What is the gfortran flag equivalent for intel ifort's
I've found this:
-fmax-stack-var-size=n This option specifies the size in bytes of the largest array that will be put on the stack; if the size is exceeded static memory is used (except in procedures marked as RECURSIVE). Use the option -frecursive to allow for recursive procedures which do not have a RECURSIVE attribute or for parallel programs. Use -fno-automatic to never use the stack. This option currently only affects local arrays declared with constant bounds, and may not apply to all character variables. Future versions of GNU Fortran may improve this behavior.

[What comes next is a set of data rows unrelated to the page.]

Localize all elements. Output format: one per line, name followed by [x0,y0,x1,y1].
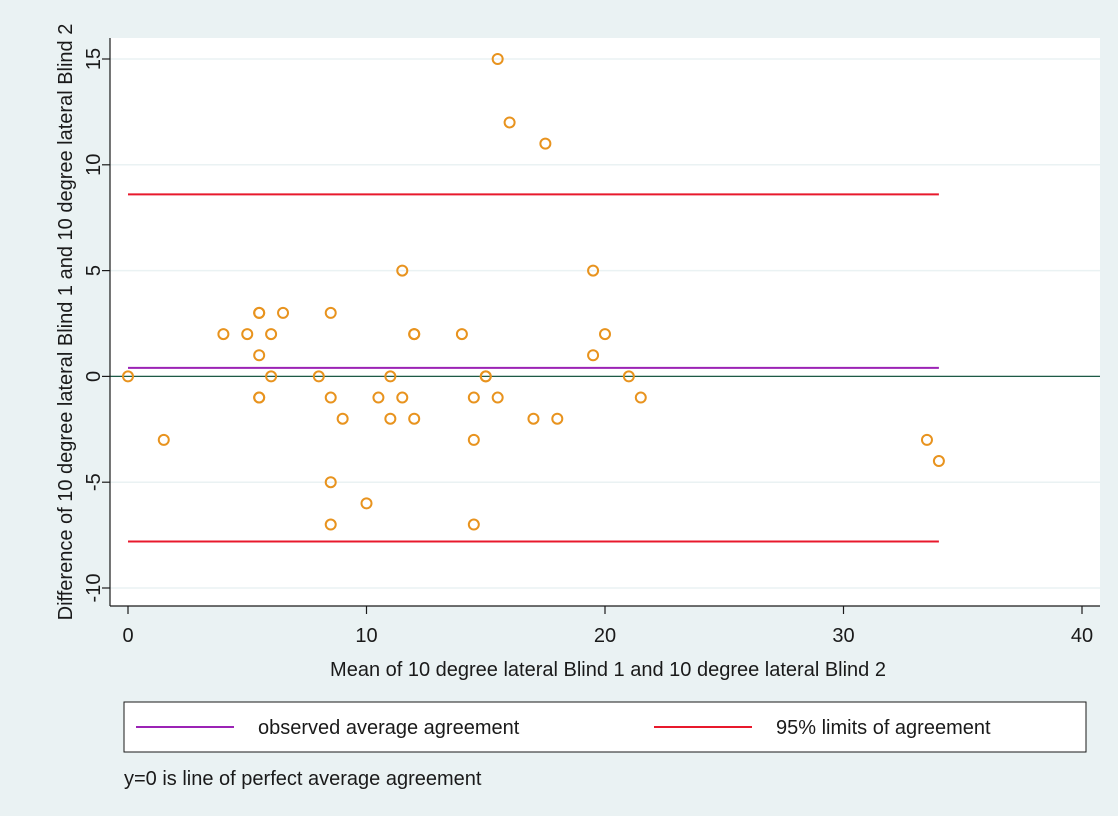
data-point-38 [551,412,564,425]
data-point-41 [599,328,611,341]
data-point-28 [467,391,480,404]
data-point-33 [491,53,504,65]
x-axis-title: Mean of 10 degree lateral Blind 1 and 10… [330,659,886,681]
x-tick-label-1: 10 [355,625,377,647]
x-tick-label-0: 0 [122,625,133,647]
data-point-43 [634,391,647,404]
data-point-16 [324,518,337,531]
data-point-45 [932,455,945,468]
data-point-30 [467,518,480,531]
legend-box [123,701,1087,753]
chart-note: y=0 is line of perfect average agreement [124,768,482,790]
plot-background [110,38,1100,606]
y-axis-title: Difference of 10 degree lateral Blind 1 … [55,24,77,621]
legend-label-limits: 95% limits of agreement [776,717,991,739]
data-point-12 [312,370,325,383]
data-point-26 [408,412,421,425]
data-point-10 [265,370,278,383]
data-point-21 [384,412,397,425]
data-point-5 [253,306,266,319]
x-tick-label-3: 30 [832,625,854,647]
data-point-20 [384,370,397,383]
data-point-8 [253,391,266,404]
data-point-22 [396,264,409,277]
data-point-27 [455,328,468,341]
data-point-25 [408,328,421,341]
data-point-23 [396,391,409,404]
data-point-35 [503,116,516,129]
data-point-14 [324,391,337,404]
data-point-36 [527,412,540,425]
data-point-0 [122,370,134,383]
data-point-37 [539,137,552,150]
data-point-17 [336,412,349,425]
y-tick-label-2: 0 [83,371,105,382]
data-point-2 [217,328,230,341]
y-tick-label-5: 15 [83,48,105,70]
y-tick-label-3: 5 [83,265,105,276]
data-point-29 [467,433,480,446]
y-tick-label-0: -10 [83,574,105,603]
data-point-13 [324,306,337,319]
data-point-40 [587,349,600,362]
data-point-6 [253,349,266,362]
data-point-34 [491,391,504,404]
data-point-18 [360,497,373,510]
data-point-1 [157,433,170,446]
legend: observed average agreement 95% limits of… [123,701,1087,753]
data-point-3 [241,328,254,341]
x-tick-label-2: 20 [594,625,616,647]
data-point-44 [920,433,933,446]
data-point-42 [622,370,635,383]
data-point-11 [277,306,290,319]
data-points [122,53,945,531]
data-point-9 [265,328,278,341]
data-point-19 [372,391,385,404]
tick-marks: 0 10 20 30 40 -10 -5 0 5 10 15 [83,48,1093,647]
y-tick-label-4: 10 [83,154,105,176]
reference-lines [110,193,1100,543]
data-point-15 [324,476,337,489]
y-tick-label-1: -5 [83,473,105,491]
data-point-39 [587,264,600,277]
legend-label-observed: observed average agreement [258,717,520,739]
x-tick-label-4: 40 [1071,625,1093,647]
data-point-32 [479,370,492,383]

The default value for n is 32768.
from gfortran's website. I think it'll do the trick.
This is an old question, but the accepted answer is not fully correct and I would like to add context for future users like me who come across the post looking for answers.
I believe both intel's
ifort and gcc's
gfortran have some byte limit where arrays above said limit are not allocated on the stack, but instead are in static memory.
-heap-arrays [size], will put any array bigger than
[size] kilobytes on the heap, instead of in static memory or on the stack depending on the size.
Gcc does not have this option and instead only has
-fmax-stack-var-size=n, where any variable above
n bytes is not placed on the stack. The documentation (https://gcc.gnu.org/onlinedocs/gfortran/Code-Gen-Options.html) says:
if the size is exceeded static memory is used (except in procedures marked as RECURSIVE).
The key difference here is that these large variables are NOT guaranteed to be placed on the heap.
Therefore the two options from intel and gcc are not identical, and more care needs to be taken to ensure large arrays in
gfortran are not shared in static memory.